Name parsing with PL/Perl
I have been working on a database cleanup task which required normalizing names of people into first and last names. Unfortunately, this is legacy data from many different databases where a single field is used for the entire name. The names appear in every conceivable order and variation, with lots of extraneous words and characters thrown in for extra fun.
Certainly I was not the first person faced with this task, so I searched for existing tools rather than start from scratch.
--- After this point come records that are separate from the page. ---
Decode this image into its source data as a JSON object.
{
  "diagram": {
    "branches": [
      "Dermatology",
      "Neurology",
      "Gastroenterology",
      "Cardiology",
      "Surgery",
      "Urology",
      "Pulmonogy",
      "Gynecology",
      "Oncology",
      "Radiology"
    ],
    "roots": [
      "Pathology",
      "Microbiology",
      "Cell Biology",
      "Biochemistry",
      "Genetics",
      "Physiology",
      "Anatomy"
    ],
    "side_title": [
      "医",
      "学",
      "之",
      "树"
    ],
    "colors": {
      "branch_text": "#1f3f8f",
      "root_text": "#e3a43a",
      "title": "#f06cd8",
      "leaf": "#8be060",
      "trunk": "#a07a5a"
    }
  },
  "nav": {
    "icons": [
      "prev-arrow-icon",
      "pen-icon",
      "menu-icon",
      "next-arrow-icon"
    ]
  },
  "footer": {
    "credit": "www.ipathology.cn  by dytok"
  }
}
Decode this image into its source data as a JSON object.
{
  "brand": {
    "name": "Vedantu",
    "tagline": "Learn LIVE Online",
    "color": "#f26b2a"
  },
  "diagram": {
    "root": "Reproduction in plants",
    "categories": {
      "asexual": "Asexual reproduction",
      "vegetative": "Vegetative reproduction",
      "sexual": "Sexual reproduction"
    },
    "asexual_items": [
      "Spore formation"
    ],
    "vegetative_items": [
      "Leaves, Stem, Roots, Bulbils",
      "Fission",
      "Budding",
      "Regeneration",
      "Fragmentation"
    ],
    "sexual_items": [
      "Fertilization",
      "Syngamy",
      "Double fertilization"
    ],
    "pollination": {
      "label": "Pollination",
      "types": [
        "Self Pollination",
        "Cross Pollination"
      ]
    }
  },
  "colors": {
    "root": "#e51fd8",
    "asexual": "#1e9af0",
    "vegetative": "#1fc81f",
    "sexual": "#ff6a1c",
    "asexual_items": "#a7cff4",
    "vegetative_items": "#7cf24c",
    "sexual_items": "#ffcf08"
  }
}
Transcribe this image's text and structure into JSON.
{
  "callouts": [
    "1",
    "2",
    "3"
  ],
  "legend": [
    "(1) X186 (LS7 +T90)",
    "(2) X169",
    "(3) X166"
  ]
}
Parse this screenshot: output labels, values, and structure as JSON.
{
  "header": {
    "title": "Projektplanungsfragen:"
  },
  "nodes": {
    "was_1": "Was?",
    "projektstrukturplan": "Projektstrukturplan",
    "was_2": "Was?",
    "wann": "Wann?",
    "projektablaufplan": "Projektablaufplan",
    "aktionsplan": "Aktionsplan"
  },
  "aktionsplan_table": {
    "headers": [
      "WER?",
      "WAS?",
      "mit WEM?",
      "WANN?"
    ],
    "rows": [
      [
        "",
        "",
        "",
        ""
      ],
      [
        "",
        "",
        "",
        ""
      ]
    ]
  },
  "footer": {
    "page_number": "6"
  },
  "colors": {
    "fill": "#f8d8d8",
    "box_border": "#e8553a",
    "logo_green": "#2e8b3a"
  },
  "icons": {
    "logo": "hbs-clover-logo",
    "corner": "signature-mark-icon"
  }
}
I found commercial software to do this "starting at" $10,000. I hunted around a bit more and came across this Perl module for parsing names.
I have never written a single line of Perl in my life, but I thought I would give it a try. I was able to get the module installed via CPAN on OS X without too much trouble.
Next, I wanted to get it running in PostgreSQL so I could call the name parser in the database. I recompiled PostgreSQL using the --with-perl option and then installed PL/Perl in my database using the CREATE LANGUAGE command. I created a PL/Perl function based on examples from the module and was pleasantly surprised when everything worked on the first try. Here is the function I ended up with:
create type person_name as ( first_name text, last_name text, suffix text ); create or replace function parse_name(pname text) returns person_name as $perl$ my $name = $_SHARED{name_parser}; my $first = ''; my $last = ''; if(!$name) { use Lingua::EN::NameParse qw(clean case_surname); # optional configuration arguments my %args = ( # salutation => 'Dear', # sal_default => 'Friend', auto_clean => 1, force_case => 1, lc_prefix => 1, initials => 2, allow_reversed => 0, joint_names => 0, extended_titles => 0 ); $name = new Lingua::EN::NameParse(%args); $_SHARED{name_parser} = $name; } $error = $name->parse($_[0]); if ($name->{properties}{type} eq 'unknown') { return undef; } else { %comps = $name->case_components; $first = $comps{given_name_1}; if ($first && $comps{initials_1}) {$first = $first . ' ';} $first = $first . $comps{initials_1}; if ($first && $comps{initials_2}) {$first = $first . ' ';} $first = $first . $comps{initials_2}; $last = $comps{surname_1}; if ($last && $comps{surname_2}) {$last = $last . ' ';} $last = $last . $comps{surname_2}; return { first_name => $first, last_name => $last, suffix => $comps{suffix} }; } end; $perl$ language plperlu;
Unfortunately, the parser could not handle a lot of different cases in my data set, so in the end I gave up and wrote my own. But this was a good exercise for learning a bit of Perl and testing other languages inside of PostgreSQL. PL/Perl support for pgEdit may be in the works.